Broadleaf cattails can be separated from the other species by the form of their flower stalks. The stalk has both male flowers that release pollen and female flowers that produce seeds. In all species, the male flowers are in the upper portion of the stalk while female flowers are below. Broadleaf flower stalks have male and female flowers tightly abutting, while the other species have a distinct space of two to four centimeters where the stalk is naked.

Male flowers mature first, and when the pollen has been shed the upper portion of the flower stalk dries and snaps off in the wind, leaving the densely packed female flowers that suggested the common name “cat tail.” This mass of flowers and developing seeds is brown in broadleaf, reddish-brown in narrowleaf, bright cinnamon brown in southern and light tan in hybrids.

Hybrid cattails might occur wherever broadleaf and narrow leaf cattails occur together, but they can be absent, rare or even dominant. In a study of flowering time and seed set in a constructed wetland in Ohio, no hybrids were produced in six years. Hybrid cattails are common in the Midwest, so this result was unexpected and puzzling.

A subsequent study of hybrid success discovered that broadleaf cattails can be locally adapted to high salinity, providing them with an advantage over hybrids in saline environments. Other studies have shown that competitive outcomes also vary with water depth. So, competitive abilities and resulting abundances of the species vary with local adaptation, salinity and water depth.

Cattails are currently invasive in the Florida Everglades, around the Great Lakes and the Prairie Pothole Region in the Upper Midwest, so biologists would like to predict where they will spread and which species will be involved. But the more we learn about the species and their environments, the more difficult it becomes to predict the outcome of competition and which species will invade.

Two observations of cattails seem robust. Invasive propensities of the various species are enhanced and more successful in eutrophic and disturbed environments. Consequently, both native and introduced cattails are expanding their ranges.
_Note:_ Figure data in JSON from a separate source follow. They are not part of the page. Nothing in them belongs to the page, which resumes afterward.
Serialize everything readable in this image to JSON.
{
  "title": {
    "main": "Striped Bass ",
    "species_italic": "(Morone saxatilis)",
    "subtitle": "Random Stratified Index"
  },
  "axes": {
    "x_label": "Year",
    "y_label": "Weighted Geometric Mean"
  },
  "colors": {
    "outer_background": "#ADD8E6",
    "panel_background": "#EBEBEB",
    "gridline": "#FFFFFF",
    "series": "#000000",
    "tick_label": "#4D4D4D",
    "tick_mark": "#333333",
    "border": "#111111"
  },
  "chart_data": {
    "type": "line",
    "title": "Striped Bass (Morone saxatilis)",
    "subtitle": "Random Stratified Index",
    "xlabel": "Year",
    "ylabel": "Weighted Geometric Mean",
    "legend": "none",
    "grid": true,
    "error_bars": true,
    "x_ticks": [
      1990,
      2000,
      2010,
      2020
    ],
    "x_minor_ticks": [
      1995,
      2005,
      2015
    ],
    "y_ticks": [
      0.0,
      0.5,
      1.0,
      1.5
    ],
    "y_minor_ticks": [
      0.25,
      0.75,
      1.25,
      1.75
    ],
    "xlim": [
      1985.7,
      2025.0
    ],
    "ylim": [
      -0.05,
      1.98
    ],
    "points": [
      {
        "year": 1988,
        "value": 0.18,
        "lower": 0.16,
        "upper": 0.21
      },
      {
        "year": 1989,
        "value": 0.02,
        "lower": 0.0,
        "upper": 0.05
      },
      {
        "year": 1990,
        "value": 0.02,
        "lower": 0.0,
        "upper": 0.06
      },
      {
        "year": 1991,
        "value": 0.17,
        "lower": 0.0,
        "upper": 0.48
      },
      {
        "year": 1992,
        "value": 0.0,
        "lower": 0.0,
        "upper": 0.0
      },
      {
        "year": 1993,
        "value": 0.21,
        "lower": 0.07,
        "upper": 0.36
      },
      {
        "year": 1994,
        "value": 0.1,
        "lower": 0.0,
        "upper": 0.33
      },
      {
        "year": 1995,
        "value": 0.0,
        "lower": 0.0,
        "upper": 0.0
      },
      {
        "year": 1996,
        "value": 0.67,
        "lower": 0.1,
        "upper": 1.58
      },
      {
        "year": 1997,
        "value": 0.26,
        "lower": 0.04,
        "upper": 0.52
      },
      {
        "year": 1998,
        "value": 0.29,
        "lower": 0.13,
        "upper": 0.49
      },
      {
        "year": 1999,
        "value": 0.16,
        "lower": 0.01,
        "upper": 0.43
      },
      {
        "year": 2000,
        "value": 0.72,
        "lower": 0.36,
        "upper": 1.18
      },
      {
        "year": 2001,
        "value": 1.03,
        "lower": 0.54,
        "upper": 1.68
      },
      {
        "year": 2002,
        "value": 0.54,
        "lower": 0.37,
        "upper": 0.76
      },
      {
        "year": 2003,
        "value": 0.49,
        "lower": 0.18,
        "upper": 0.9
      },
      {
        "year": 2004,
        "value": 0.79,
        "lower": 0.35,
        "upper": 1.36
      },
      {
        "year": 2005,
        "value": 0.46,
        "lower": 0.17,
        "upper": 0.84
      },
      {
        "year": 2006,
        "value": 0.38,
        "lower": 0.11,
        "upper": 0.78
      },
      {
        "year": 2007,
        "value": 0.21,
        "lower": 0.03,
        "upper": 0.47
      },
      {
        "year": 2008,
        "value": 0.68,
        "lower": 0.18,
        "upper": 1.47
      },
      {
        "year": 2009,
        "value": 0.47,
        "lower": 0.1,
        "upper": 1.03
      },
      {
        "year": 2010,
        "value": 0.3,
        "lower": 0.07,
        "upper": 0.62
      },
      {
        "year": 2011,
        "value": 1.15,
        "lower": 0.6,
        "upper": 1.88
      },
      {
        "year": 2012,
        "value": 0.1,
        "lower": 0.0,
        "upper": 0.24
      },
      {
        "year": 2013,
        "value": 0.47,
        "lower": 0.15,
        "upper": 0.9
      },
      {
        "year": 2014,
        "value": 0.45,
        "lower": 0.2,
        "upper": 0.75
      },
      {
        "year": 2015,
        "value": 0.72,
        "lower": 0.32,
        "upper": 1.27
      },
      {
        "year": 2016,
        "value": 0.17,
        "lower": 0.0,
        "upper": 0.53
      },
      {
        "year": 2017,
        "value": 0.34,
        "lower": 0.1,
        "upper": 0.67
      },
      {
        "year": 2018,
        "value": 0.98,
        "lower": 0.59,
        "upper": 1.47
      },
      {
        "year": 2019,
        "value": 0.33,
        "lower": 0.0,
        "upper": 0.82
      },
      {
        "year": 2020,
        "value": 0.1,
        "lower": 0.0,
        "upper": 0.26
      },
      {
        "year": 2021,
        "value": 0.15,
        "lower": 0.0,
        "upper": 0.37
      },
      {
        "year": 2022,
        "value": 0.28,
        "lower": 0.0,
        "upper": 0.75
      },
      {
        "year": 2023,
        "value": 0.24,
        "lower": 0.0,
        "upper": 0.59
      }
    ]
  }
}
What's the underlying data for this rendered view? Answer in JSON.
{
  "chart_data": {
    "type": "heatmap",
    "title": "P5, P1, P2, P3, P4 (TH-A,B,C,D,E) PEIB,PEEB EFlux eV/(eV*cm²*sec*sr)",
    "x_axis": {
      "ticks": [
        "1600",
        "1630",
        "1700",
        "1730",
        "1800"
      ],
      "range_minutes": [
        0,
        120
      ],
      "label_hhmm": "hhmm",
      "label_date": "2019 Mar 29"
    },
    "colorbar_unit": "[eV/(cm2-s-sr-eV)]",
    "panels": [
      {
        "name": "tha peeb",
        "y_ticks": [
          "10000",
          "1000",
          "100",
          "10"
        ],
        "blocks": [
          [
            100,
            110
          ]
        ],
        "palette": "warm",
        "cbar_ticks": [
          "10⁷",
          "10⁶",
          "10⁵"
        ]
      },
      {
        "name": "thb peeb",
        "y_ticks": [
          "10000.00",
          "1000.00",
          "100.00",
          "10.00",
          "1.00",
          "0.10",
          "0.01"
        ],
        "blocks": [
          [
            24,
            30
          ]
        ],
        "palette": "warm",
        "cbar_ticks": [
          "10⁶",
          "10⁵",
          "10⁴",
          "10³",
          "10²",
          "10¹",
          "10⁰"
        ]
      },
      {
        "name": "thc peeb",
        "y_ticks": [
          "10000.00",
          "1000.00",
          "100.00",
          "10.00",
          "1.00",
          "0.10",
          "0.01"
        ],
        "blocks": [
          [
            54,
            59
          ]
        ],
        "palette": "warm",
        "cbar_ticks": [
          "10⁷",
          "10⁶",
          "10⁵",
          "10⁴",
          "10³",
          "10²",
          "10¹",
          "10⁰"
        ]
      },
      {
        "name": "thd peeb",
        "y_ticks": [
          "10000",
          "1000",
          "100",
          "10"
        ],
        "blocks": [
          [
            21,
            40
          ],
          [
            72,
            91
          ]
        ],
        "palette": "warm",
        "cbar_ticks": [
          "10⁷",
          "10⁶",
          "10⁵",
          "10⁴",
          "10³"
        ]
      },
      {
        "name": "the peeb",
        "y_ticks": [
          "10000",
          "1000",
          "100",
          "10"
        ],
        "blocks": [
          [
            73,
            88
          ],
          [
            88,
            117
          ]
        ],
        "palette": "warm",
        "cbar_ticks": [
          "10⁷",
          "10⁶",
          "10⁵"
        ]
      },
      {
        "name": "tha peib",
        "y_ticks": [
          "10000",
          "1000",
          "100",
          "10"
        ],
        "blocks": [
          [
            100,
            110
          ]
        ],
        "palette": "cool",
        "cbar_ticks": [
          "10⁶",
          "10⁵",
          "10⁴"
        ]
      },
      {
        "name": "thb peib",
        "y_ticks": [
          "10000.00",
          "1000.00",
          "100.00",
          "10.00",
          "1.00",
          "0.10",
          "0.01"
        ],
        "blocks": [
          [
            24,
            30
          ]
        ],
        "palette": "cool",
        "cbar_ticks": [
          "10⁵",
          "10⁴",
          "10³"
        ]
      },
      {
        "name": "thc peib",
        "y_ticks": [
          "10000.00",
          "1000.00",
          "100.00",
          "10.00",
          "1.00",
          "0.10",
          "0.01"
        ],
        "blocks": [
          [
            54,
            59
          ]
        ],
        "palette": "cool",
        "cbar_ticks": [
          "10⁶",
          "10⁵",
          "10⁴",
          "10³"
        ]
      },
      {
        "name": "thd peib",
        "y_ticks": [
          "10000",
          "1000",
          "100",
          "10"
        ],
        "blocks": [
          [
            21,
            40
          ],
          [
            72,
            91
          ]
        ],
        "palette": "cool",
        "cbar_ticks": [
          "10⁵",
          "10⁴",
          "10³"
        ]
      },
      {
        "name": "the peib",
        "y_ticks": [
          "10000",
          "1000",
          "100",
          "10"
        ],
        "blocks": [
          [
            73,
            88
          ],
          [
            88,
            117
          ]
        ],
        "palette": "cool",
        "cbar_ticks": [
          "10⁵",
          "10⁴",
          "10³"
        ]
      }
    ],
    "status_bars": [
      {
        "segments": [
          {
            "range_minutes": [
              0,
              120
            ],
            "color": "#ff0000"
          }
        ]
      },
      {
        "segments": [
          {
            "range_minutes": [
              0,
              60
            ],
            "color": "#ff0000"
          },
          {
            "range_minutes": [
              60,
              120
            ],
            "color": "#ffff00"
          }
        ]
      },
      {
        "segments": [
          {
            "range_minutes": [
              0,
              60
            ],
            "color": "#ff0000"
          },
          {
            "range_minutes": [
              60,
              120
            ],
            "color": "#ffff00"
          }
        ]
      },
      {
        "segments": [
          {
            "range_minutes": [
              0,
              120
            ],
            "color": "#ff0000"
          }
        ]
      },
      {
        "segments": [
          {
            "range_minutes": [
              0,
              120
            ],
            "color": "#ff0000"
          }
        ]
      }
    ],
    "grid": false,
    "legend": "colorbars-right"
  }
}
Native Americans were fond of cattails, for they fashioned the leaves into baskets, harvested the fluffy seeds to make pillows, insulation and diapers, and they ate almost every part of the plants. The abundant pollen was added to flour to make pancakes and muffins. When the female flowers were developing they could be pickled or cooked and eaten with butter. The inner portions of young shoots were eaten raw or cooked. The rhizomes were abundant sources of flour and starch.

We live in different environments than the Native Americans, and consequently cattails can no longer be eaten with impunity. Cattails, particularly broadleaf cattails, extract heavy metals from the water and concentrate them in their tissues, making them useful as bioindicators of pollution by manganese, zinc, cadmium, lead, nickel, copper and cobalt. Harvesting tasty food from wild plants sounds appealing, but inadvertently eating food liberally seasoned with heavy metals would be regrettable.